Introduction:
Cheque dishonour litigation under Section 138 of the Negotiable Instruments Act, 1881 continues to generate complex questions when the return memo records the reason as “Account Blocked” rather than “Insufficient Funds”. The issue becomes even more significant where the borrower's account has already been classified as a Non-Performing Asset (NPA).
The proceedings in HDFC Bank Ltd. v. State of Maharashtra (2025) have brought these issues before the Supreme Court, highlighting the relationship between account restrictions, loan default, and the requirements of a valid prosecution under Section 138.
The Legal Position on “Account Blocked”:
Section 138 applies where a cheque is returned unpaid due to insufficiency of funds or because the amount exceeds the arrangement made with the bank. Judicial decisions have gradually expanded the provision beyond its literal wording.
In ICDS Ltd. v. Beena Shabir, the Supreme Court recognised that dishonour on account of a closed account may attract liability under Section 138. Similar reasoning has often been applied where an account is blocked or frozen, particularly when the restriction arises from the account holder's default.
The central question, however, is whether the blocking of the account reflects an inability to honour the cheque or is merely the result of a technical or regulatory restriction. The answer depends upon the facts of each case and the reason for the account being blocked.
NPA Classification and the Requirement of a Legally Enforceable Debt:
A separate issue arises when the borrower's account has already been classified as an NPA before the cheque is presented.
Section 138 requires that the cheque must have been issued in discharge of a legally enforceable debt or liability. In Indus Airways Pvt. Ltd. v. Magnum Aviation Pvt. Ltd., the Supreme Court emphasised that such liability must exist on the relevant date.
Accordingly, disputes often arise regarding the timing of loan default, account classification as NPA, issuance of the cheque, and its subsequent presentation. Borrowers may contend that the underlying transaction had already changed in character by the time the cheque was presented, while lenders maintain that the cheque continued to represent an existing and enforceable liability.
The Supreme Court's consideration of these issues in HDFC Bank is expected to provide greater clarity regarding post-NPA cheque dishonour prosecutions.

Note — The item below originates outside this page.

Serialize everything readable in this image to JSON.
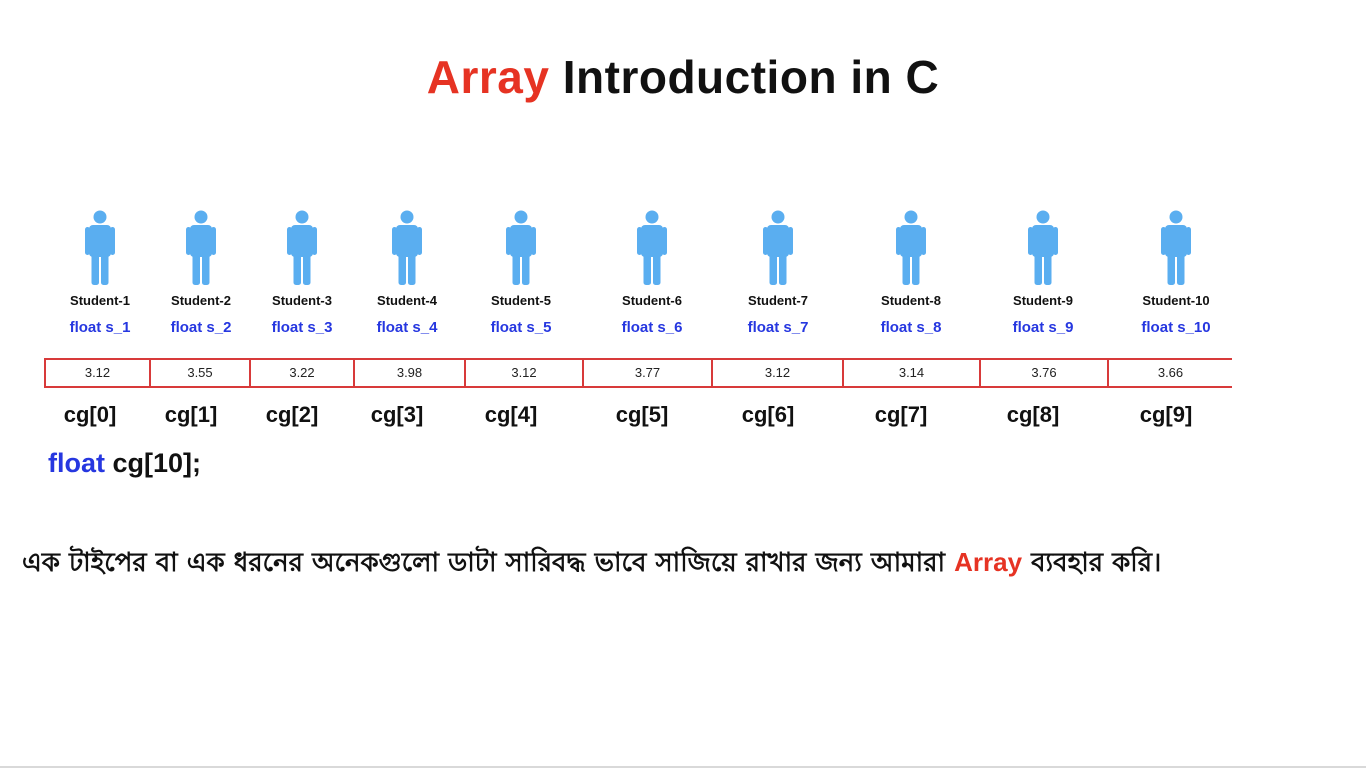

Practical Implications for Lenders:
The case underscores the importance of maintaining a clear documentary trail in cheque dishonour proceedings. Financial institutions should be able to establish:
• The existence of a legally enforceable debt;
• The purpose for which the cheque was issued;
• The circumstances leading to the account being blocked;
• Proper presentation and dishonour of the cheque; and
• Compliance with the statutory notice requirements under Section 138.
A clear timeline connecting the loan transaction, default, NPA classification, cheque issuance, presentation, and dishonour can often become crucial in defending the prosecution against legal challenge.
Conclusion:
The issues arising in HDFC Bank Ltd. v. State of Maharashtra extend beyond director liability and touch upon important aspects of cheque dishonour jurisprudence. The case is likely to guide whether dishonour for the reason “Account Blocked” falls within the ambit of Section 138 and how courts should evaluate cases involving accounts classified as NPAs.
Until greater clarity emerges, lenders must ensure that they can demonstrate both the existence of a legally enforceable debt and the precise circumstances that led to the dishonour of the cheque. As cheque dishonour litigation continues to evolve, documentation and factual specificity remain critical to sustaining a prosecution under Section 138 of the Negotiable Instruments Act.